Bloom, by contrast, has long positioned himself as an agnostic moderate, and isn’t yet budging from his neutral territory. Others who have come out vocally in favor of a lab-leak scenario have cast their own doubts on the international team’s analysis. In a landscape so sparsely populated by data, it gets all too easy for people to fill in the gaps with speculation; “what starts off as a weak preference,” Hughes told me, “becomes almost like a religion.” I’ve been reporting now for three years on many controversial COVID stories, along the way interviewing hundreds of opinionated scientists about dozens of thorny questions. Through it all, this debate has stood out for being so ignitable. Individual data points have become catalysts; single statements have been endlessly scrutinized. And experts have staked out territory and stuck to it almost dogmatically—many of them to the point of avoiding admitting past mistakes. COVID’s origins are now shrouded in combustible gas, with matches scattered everywhere: Lighting up a single point, normally harmless enough, inevitably sets off a conflagration.

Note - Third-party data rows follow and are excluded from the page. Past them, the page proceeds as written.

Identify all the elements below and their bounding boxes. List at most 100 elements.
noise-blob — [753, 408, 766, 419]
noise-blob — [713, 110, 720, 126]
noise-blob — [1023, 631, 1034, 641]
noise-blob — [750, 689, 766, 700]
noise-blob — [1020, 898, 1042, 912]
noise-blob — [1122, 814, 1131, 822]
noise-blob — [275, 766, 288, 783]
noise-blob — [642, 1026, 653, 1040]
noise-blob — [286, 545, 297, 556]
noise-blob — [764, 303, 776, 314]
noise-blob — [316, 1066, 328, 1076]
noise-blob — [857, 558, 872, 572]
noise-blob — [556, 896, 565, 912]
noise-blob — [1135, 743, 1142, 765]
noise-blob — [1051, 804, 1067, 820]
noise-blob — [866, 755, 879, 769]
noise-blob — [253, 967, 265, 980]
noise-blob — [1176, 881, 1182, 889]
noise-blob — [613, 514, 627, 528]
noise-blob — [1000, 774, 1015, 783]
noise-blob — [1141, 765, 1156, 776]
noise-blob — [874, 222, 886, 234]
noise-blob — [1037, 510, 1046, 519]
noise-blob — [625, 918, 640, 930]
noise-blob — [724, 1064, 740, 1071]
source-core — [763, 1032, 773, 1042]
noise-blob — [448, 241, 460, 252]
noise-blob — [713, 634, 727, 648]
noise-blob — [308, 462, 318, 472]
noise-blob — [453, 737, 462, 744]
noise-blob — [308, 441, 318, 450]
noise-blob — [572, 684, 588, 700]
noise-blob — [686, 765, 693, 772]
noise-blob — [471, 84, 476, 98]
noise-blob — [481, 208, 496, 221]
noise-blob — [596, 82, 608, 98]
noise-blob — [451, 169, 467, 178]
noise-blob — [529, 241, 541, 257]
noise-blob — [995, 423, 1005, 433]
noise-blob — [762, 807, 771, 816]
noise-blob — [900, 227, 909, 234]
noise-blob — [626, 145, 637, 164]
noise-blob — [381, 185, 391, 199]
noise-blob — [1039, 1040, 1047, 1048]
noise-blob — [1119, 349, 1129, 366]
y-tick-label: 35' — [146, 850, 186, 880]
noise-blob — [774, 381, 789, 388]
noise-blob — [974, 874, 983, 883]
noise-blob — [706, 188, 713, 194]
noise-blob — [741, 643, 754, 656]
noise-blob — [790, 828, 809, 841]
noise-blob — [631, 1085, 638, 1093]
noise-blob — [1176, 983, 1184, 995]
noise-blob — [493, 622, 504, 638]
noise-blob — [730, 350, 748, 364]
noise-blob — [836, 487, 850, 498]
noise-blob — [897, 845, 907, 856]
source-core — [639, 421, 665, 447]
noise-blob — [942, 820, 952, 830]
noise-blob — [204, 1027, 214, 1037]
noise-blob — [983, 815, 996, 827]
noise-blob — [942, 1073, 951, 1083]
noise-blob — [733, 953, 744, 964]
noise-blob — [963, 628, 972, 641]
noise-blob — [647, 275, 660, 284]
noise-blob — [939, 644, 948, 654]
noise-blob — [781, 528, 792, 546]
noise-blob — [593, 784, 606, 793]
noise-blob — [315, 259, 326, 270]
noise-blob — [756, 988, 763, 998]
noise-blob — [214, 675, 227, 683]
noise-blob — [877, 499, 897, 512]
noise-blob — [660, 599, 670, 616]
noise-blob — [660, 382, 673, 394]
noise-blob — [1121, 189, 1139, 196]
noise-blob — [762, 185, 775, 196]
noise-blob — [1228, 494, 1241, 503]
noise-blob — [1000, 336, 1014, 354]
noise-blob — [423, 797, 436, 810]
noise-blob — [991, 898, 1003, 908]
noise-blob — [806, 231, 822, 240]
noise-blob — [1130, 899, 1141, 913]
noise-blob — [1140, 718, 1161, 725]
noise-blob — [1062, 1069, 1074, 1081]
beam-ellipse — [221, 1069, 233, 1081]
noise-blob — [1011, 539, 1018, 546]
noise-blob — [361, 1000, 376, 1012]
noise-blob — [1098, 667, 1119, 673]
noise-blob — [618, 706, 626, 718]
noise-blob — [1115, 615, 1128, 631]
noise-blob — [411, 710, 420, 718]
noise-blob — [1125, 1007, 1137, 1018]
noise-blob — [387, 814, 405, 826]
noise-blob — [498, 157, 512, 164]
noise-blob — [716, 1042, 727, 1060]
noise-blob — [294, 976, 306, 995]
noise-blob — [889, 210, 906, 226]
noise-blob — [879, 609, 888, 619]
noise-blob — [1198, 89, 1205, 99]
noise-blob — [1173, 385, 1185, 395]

All of this leaves the world trying to peer through the smoke. “All hypotheses are on the table,” Maria Van Kerkhove, the World Health Organization’s technical lead on COVID-19, told me. “We can’t take any off.” To her mind, though, “there’s much more evidence to support a zoonotic origin.”

More evidence could still emerge. The international team isn’t yet done analyzing the Chinese researchers’ original data set, which was recently released in fuller form. They’re eager to mine the sequences to tease out the subspecies of some of the market’s potential SARS-CoV-2 hosts, which could inform searches for the virus out in nature or on animal farms; other experiments, analyzing how degraded certain genetic samples are, could hint at how much time passed between the moment the biological material was dropped and the moment it was picked up. Van Kerkhove has also separately been pressing the Chinese researchers for more information on how these and other samples might have been collected, and any intel on where the market’s animals might have been sourced from—which could guide searches for evidence of the virus or its relatives on farms or in the wild. These bits of data, too, would all be incremental,with no single shred of evidence acting as total proof or disproof. But each could constitute a clue, Van Kerkhove told me, to continue nudging the conversation along.


In the grand scheme of things, though, the world probably won’t ever get data that will conclusively end the debate. Even if scientists were to turn up virus-positive samples from a live creature from the market—direct evidence of an infected animal—it would remain technically possible that a human caught the virus first, then passed it on to the venue’s wildlife. But data that aren’t debate-ending can still be notable. And the recent sequences from the market swabs could easily, and frustratingly, end up being one of the best clues to the pandemic’s roots that the world is likely to get.